Hi everyone,
I have a binary PLINK fileset in which alleles are coded 1/2 and failed calls are denoted by 0. The 1/2 format is based off the A/B format, where 1 = A and 2 = B. I want to recode the alleles as ACGT. I would like to do so using PLINK ideally, as it is not advised to modify only the .bim file.
As far as I understand, none of the PLINK --recode
options will work for this problem.
The relationships between 1/2 allele codes and ACGT allele codes are as follows.

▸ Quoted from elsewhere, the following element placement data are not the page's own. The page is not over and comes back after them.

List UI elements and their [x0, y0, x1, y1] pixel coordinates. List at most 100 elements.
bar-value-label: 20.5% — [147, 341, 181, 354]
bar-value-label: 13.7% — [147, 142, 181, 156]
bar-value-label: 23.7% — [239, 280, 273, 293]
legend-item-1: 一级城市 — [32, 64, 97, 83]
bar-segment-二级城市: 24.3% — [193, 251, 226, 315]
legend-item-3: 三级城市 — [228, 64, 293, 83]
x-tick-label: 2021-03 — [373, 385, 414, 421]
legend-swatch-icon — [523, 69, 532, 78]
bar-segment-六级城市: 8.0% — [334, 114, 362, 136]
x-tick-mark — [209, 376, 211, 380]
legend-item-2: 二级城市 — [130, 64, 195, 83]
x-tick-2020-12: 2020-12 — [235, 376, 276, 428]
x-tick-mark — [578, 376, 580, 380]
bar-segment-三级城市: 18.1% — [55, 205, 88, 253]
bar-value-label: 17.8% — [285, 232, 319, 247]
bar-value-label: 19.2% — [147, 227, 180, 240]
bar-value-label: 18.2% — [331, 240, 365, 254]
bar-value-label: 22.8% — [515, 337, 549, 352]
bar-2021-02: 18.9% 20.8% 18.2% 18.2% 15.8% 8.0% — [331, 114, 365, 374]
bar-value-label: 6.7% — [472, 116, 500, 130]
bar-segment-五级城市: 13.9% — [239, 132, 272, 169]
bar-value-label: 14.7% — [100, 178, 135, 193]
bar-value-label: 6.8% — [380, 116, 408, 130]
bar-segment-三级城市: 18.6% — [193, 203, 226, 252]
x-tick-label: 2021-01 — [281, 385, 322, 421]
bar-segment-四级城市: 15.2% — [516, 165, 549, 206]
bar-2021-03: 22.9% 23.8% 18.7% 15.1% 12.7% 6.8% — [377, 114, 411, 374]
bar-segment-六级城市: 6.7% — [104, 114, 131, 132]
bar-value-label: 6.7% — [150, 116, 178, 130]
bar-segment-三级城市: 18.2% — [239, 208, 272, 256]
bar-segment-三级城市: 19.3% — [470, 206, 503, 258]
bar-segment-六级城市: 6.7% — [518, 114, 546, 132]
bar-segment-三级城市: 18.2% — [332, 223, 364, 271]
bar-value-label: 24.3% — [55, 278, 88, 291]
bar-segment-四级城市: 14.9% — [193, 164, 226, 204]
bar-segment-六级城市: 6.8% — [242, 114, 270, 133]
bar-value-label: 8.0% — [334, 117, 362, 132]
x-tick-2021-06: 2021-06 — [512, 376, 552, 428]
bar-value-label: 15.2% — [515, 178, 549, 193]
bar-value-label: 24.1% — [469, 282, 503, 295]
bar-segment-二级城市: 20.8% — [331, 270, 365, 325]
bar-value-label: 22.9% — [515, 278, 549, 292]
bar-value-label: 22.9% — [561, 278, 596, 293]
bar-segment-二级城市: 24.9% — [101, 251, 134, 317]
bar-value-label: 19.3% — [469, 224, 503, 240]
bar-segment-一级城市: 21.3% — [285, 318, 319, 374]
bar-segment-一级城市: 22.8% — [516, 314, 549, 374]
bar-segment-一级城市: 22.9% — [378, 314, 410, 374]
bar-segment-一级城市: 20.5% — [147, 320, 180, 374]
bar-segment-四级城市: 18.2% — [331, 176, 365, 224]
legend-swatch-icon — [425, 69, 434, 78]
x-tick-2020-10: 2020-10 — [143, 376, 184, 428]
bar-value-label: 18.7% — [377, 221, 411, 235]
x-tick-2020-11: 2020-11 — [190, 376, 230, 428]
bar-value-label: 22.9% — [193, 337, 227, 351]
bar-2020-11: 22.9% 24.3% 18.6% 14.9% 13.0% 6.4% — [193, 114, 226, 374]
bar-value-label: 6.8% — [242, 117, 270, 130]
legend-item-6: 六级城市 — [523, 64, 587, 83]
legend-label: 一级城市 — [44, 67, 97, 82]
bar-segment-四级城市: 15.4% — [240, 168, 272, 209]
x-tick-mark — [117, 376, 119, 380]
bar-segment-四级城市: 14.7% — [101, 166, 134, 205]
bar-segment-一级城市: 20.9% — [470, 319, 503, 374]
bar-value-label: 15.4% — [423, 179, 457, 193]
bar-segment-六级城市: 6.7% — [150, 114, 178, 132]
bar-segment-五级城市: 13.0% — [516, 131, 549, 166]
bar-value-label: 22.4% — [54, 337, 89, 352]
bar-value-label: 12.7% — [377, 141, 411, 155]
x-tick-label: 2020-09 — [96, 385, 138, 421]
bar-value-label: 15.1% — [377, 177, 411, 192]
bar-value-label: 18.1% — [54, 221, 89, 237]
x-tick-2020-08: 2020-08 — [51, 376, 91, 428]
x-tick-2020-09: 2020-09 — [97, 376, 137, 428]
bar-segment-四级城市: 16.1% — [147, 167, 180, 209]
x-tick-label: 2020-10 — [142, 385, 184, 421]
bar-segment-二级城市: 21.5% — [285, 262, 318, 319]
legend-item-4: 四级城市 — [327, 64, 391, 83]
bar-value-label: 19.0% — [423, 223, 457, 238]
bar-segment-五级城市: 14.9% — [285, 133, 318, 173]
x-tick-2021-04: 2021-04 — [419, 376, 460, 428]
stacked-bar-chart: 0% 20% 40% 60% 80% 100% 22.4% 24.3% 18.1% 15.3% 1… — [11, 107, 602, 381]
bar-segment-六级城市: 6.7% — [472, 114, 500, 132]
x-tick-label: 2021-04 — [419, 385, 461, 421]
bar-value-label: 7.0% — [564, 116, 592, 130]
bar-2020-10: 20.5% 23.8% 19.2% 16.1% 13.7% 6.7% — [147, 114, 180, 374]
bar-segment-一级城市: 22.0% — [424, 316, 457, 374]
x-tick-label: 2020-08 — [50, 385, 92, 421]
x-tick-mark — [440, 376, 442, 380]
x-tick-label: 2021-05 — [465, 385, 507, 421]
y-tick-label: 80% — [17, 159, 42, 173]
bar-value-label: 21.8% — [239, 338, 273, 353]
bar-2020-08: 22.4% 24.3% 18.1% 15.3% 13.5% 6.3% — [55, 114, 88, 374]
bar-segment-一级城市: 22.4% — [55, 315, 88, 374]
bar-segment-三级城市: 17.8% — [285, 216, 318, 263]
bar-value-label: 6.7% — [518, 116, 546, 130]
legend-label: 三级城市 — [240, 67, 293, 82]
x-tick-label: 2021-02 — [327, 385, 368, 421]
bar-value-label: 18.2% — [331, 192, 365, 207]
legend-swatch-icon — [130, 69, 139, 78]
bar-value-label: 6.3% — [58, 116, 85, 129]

In general, the 1/2 coding can be converted to ACGT according to the following:
SNP [T/G]: 1 = T, 2 = G;
SNP [A/G]: 1 = A, 2 = G;
SNP [T/C]: 1 = T, 2 = C;
SNP [A/C]: 1 = A, 2 = C.
However, there are still A/T and C/G SNPs that do not follow this convention. In these cases, it is important to know the strand. They can be converted to ACGT according to the following:
SNP [A/T]: 1 = A, 2 = T, when strand +,
SNP [A/T]: 1 = T, 2 = A, when strand -,
SNP [C/G]: 1 = C, 2 = G, when strand +,
SNP [C/G]: 1 = G, 2 = C, when strand -.